連日の撮影で、僕ら劇団員と過ごすシーン、親友(西野七瀬演じる今井沙織)と過ごすシーン、颯太と2人で過ごすシーン、優太とのシーンなどと、本当にパートが多くて大変だろうなと思います。シーンごとに使うエネルギーも違うはずですし、目まぐるしく切り替えなければいけない中で、そんな大変さを一切感じさせず、撮影現場を引っ張ってくださっている印象です。
――優くんの印象はいかがですか?
この間は、僕と未来さんが同じシーンの時に、(颯太が通う)よしずみ保育園の中に引き連れられて、ボールを蹴って遊びました。優くんが思いきりボールを蹴るので、大人たちが細心の注意を払っていました。そうやって少しでも撮影現場が楽しいなと思ってもらえたらいいなと思っています。お話をすることも多いです。
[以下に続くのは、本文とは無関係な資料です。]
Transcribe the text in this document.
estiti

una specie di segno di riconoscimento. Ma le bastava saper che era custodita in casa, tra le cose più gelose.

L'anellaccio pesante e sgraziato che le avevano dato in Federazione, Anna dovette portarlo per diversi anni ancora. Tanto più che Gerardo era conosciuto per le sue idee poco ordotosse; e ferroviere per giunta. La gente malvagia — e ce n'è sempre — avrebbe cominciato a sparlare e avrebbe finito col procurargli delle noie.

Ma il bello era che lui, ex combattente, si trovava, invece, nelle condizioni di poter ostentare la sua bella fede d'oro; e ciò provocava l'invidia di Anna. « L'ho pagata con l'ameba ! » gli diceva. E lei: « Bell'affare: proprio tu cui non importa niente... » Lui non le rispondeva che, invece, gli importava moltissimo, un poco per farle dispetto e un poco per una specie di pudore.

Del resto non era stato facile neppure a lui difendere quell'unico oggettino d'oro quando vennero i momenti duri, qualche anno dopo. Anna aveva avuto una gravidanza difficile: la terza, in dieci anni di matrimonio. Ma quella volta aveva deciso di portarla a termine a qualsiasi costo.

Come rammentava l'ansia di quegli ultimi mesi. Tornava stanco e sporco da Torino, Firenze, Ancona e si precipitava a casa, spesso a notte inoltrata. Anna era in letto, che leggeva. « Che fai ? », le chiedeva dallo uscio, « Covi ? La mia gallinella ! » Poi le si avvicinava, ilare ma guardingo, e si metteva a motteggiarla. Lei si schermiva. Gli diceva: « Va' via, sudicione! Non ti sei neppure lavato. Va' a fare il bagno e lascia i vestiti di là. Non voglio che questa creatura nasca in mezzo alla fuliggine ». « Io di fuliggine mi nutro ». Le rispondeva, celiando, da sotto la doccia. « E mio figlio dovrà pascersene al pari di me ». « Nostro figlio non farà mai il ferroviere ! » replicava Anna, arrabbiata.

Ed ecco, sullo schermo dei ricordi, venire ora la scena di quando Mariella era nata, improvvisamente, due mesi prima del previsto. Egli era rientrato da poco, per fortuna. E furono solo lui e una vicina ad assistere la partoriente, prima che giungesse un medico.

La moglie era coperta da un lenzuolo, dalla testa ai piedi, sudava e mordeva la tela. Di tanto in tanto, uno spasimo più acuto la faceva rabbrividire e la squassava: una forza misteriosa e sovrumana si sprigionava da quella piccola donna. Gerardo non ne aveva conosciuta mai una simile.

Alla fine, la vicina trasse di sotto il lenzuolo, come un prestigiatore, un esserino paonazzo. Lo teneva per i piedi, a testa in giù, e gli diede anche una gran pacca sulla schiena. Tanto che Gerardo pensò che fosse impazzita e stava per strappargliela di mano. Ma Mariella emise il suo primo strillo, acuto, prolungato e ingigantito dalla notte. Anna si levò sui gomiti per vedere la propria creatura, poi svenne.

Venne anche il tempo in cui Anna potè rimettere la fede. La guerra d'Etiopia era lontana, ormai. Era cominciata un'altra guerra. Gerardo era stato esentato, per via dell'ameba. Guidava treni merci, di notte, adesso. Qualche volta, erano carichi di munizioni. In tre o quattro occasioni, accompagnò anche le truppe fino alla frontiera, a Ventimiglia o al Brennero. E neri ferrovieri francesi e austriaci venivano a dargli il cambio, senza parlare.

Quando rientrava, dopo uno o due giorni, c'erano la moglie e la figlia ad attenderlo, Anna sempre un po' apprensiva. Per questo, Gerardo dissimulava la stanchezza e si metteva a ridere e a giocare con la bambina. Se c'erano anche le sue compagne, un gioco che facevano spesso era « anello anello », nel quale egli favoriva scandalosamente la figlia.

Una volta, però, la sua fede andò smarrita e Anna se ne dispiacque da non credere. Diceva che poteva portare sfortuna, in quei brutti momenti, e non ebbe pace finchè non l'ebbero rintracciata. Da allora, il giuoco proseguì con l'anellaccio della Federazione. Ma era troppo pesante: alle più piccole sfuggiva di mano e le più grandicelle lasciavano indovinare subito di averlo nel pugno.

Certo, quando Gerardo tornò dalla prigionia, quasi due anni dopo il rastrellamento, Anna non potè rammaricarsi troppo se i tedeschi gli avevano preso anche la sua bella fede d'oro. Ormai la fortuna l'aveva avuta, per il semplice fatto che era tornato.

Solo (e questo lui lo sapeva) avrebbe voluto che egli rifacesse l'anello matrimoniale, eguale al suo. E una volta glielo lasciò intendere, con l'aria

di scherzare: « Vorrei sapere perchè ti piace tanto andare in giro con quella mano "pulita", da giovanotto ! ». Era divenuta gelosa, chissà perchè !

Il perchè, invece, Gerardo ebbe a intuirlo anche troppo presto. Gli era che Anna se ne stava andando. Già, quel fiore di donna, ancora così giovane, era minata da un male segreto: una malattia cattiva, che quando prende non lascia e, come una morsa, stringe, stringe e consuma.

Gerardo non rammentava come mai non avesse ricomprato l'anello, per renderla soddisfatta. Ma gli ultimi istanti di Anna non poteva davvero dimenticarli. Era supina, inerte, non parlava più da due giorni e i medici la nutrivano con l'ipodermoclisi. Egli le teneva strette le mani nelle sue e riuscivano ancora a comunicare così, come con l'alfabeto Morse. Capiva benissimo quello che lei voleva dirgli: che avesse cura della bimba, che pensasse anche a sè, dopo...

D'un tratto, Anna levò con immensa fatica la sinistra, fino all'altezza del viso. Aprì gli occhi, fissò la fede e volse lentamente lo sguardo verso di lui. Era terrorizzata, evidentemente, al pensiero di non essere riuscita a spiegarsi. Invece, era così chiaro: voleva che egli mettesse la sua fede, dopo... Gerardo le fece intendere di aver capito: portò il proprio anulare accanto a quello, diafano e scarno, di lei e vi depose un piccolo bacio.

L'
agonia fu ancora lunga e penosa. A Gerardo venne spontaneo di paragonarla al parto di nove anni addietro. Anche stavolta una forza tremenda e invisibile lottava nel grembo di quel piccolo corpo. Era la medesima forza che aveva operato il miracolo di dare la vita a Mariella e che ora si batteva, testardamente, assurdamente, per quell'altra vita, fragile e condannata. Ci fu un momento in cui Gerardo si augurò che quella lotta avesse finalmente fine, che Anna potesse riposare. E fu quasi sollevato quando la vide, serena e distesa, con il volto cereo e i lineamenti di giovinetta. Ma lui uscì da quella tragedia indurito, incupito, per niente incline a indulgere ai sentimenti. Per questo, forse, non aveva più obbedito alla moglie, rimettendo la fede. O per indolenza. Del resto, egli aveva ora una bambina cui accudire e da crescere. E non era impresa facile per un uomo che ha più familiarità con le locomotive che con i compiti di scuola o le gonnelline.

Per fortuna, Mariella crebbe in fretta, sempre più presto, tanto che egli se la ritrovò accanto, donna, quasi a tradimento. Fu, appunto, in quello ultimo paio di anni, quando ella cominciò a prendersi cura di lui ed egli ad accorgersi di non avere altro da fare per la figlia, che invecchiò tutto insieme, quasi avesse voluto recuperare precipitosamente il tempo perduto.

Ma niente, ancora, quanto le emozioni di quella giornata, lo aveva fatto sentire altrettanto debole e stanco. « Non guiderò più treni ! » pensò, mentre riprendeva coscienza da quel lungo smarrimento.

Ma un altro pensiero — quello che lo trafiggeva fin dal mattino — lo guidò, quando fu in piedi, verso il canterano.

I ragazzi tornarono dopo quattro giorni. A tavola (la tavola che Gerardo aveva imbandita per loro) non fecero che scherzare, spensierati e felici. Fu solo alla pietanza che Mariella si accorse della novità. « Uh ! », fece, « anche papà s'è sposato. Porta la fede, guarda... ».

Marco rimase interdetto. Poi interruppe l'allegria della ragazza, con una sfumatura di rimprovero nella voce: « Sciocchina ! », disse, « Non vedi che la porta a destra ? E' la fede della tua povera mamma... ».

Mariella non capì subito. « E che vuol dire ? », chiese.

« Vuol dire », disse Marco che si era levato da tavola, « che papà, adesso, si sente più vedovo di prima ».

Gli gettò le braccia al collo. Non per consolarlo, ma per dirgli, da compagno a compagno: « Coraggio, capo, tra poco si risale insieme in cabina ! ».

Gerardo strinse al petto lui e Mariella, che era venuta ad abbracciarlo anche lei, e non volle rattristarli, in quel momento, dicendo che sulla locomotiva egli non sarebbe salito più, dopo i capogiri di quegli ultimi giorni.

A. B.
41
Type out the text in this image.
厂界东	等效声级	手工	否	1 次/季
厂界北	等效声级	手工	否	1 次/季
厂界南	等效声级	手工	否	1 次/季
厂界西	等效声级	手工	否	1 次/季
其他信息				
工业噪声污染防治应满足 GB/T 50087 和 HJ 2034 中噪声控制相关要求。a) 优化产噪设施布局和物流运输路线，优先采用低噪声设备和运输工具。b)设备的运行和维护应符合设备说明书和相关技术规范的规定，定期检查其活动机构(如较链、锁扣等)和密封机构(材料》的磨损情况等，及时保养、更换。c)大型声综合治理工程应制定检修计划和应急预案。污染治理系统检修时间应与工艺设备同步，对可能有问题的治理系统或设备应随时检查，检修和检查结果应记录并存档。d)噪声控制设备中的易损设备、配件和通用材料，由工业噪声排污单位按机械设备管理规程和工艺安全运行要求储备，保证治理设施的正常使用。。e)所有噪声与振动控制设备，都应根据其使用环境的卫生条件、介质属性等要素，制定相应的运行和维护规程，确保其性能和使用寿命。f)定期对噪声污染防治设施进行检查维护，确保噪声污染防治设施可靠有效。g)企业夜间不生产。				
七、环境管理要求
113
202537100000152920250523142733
接していると本当にかわいくて癒やされる存在ですが、完成した映像を見ると、僕らが圧倒されるくらいのお芝居をしていて、尊敬の念も抱いています。
■第4話に詰まった将生の新たな一面
――ここまでの撮影で、特に印象に残っているエピソードはありますか?
印象に残っているエピソードは、第4話にぎゅっと詰まっています。第3話の後半あたりから、将生のどこか抜けているところ、意外と単純なんだろうなという一面が見えてくると思うんです。
将生のそうした意外な一面については、各話を担当されている監督と話し合いながら作っていった部分が大きいです。
第4話は、比較的コメディ色が濃い回になるかと思いますが、これまで積み重ねてきたヒューマンドラマの土台があるからこそ、浮つき過ぎずに表現できたのかなと感じています。
――第4話の見どころを交えて、視聴者の方へメッセージをお願いします。
未来との関係性がより色濃く描かれる回です。近いからこそすれ違ってしまったり、「自分がこう思っているから、相手も同じだろう」と信じ過ぎてしまうことで生まれるズレもありますが、その関係を颯太が少しずつ溶かしていくような物語です。将生と未来の距離感の変化にも注目しながら、楽しんでいただけたらうれしいです。